Multi-Digit Multiplication Using Area Models

Lest I accidentally promote the false conclusion that I have an eager, happy math learner here, I should tell you right now that Will does not currently enjoy math. So many things come so easily to my bright kid that she is very much disliking the many-stepped process of learning multi-digit multiplication. As she can do with so much else, she wants simply to look at the problem and immediately know its answer. She does not want to compute with pencil and paper, and she certainly does not want to compute for a problem that has more than one digit! She does not want to go through the bother of writing down numbers that carry, and she does not want to also go through the additional bother of crossing out those numbers once she's used them. This, of course, leads to many clerical errors, and she very, very, very much does not want to have to erase and re-compute when she's worked a problem incorrectly because of a clerical error.

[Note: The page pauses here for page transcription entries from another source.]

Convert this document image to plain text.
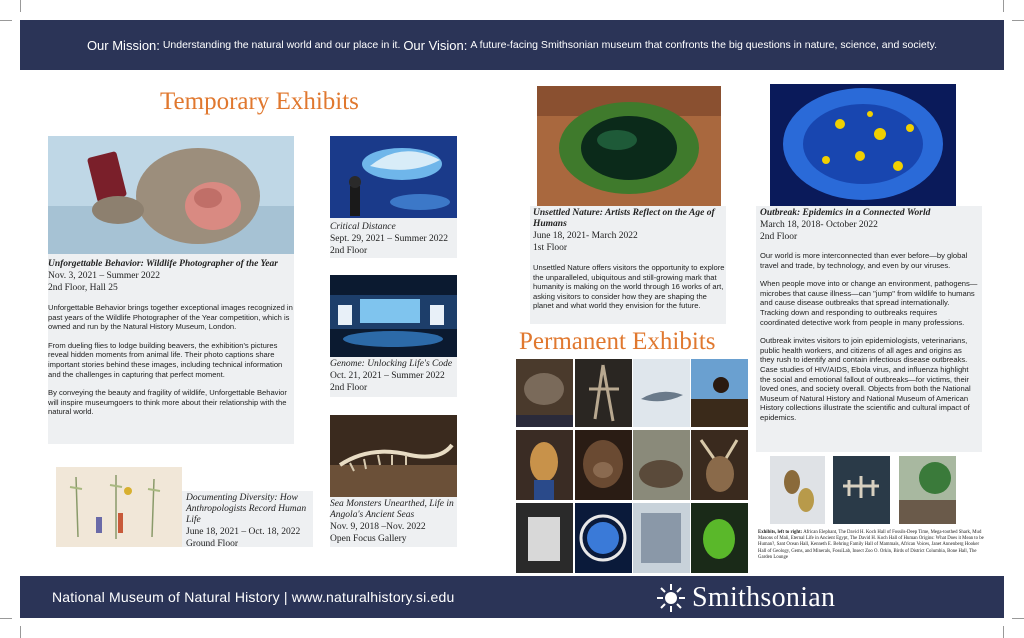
Our Mission:
Understanding the natural world and our place in it.
Our Vision:
A future-facing Smithsonian museum that confronts the big questions in nature, science, and society.
Temporary Exhibits
Unforgettable Behavior: Wildlife Photographer of the Year
Nov. 3, 2021 – Summer 2022
2nd Floor, Hall 25

Unforgettable Behavior brings together exceptional images recognized in past years of the Wildlife Photographer of the Year competition, which is owned and run by the Natural History Museum, London.

From dueling flies to lodge building beavers, the exhibition's pictures reveal hidden moments from animal life. Their photo captions share important stories behind these images, including technical information and the challenges in capturing that perfect moment.

By conveying the beauty and fragility of wildlife, Unforgettable Behavior will inspire museumgoers to think more about their relationship with the natural world.

Critical Distance
Sept. 29, 2021 – Summer 2022
2nd Floor
Genome: Unlocking Life's Code
Oct. 21, 2021 – Summer 2022
2nd Floor
Sea Monsters Unearthed, Life in Angola's Ancient Seas
Nov. 9, 2018 –Nov. 2022
Open Focus Gallery
Documenting Diversity: How Anthropologists Record Human Life
June 18, 2021 – Oct. 18, 2022
Ground Floor
Unsettled Nature: Artists Reflect on the Age of Humans
June 18, 2021- March 2022
1st Floor

Unsettled Nature offers visitors the opportunity to explore the unparalleled, ubiquitous and still-growing mark that humanity is making on the world through 16 works of art, asking visitors to consider how they are shaping the planet and what world they envision for the future.

Outbreak: Epidemics in a Connected World
March 18, 2018- October 2022
2nd Floor

Our world is more interconnected than ever before—by global travel and trade, by technology, and even by our viruses.

When people move into or change an environment, pathogens—microbes that cause illness—can "jump" from wildlife to humans and cause disease outbreaks that spread internationally. Tracking down and responding to outbreaks requires coordinated detective work from people in many professions.

Outbreak invites visitors to join epidemiologists, veterinarians, public health workers, and citizens of all ages and origins as they rush to identify and contain infectious disease outbreaks. Case studies of HIV/AIDS, Ebola virus, and influenza highlight the social and emotional fallout of outbreaks—for victims, their loved ones, and society overall. Objects from both the National Museum of Natural History and National Museum of American History collections illustrate the scientific and cultural impact of epidemics.

Permanent Exhibits
Exhibits, left to right: African Elephant, The David H. Koch Hall of Fossils-Deep Time, Mega-toothed Shark, Mud Masons of Mali, Eternal Life in Ancient Egypt, The David H. Koch Hall of Human Origins: What Does it Mean to be Human?, Sant Ocean Hall, Kenneth E. Behring Family Hall of Mammals, African Voices, Janet Annenberg Hooker Hall of Geology, Gems, and Minerals, FossiLab, Insect Zoo O. Orkin, Birds of District Columbia, Bone Hall, The Garden Lounge
National Museum of Natural History | www.naturalhistory.si.edu	Smithsonian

Our school days can be greatly extended these days, as what could have been thirty minutes of math is drawn out with many philosophical discussions that consist mainly of "But WHY do I have to do [insert current step here]?!?" And then when I bring out the Base 10 blocks to once again demonstrate why a certain step works the way that it does (it occurs to me that I should have showed you how to use Base 10 blocks to do multi-digit multiplication prior to this. If the kid ever lets me get them out with her again, I will photograph the process and show you), I hear, "NOOO!!! NOT the Base 10 blocks!" because, of course, the Base 10 blocks make working the problem take even longer--not as long as a problem takes when you spend all your time whinging about it instead of working it, mind you, but unlike the whinging, you get to blame the blocks on ME. And anyway, the question isn't directed at confusion by how the calculations work, but at despair that this multi-stepped method is the only one that whatever idiot who must be in charge of Math could come up with.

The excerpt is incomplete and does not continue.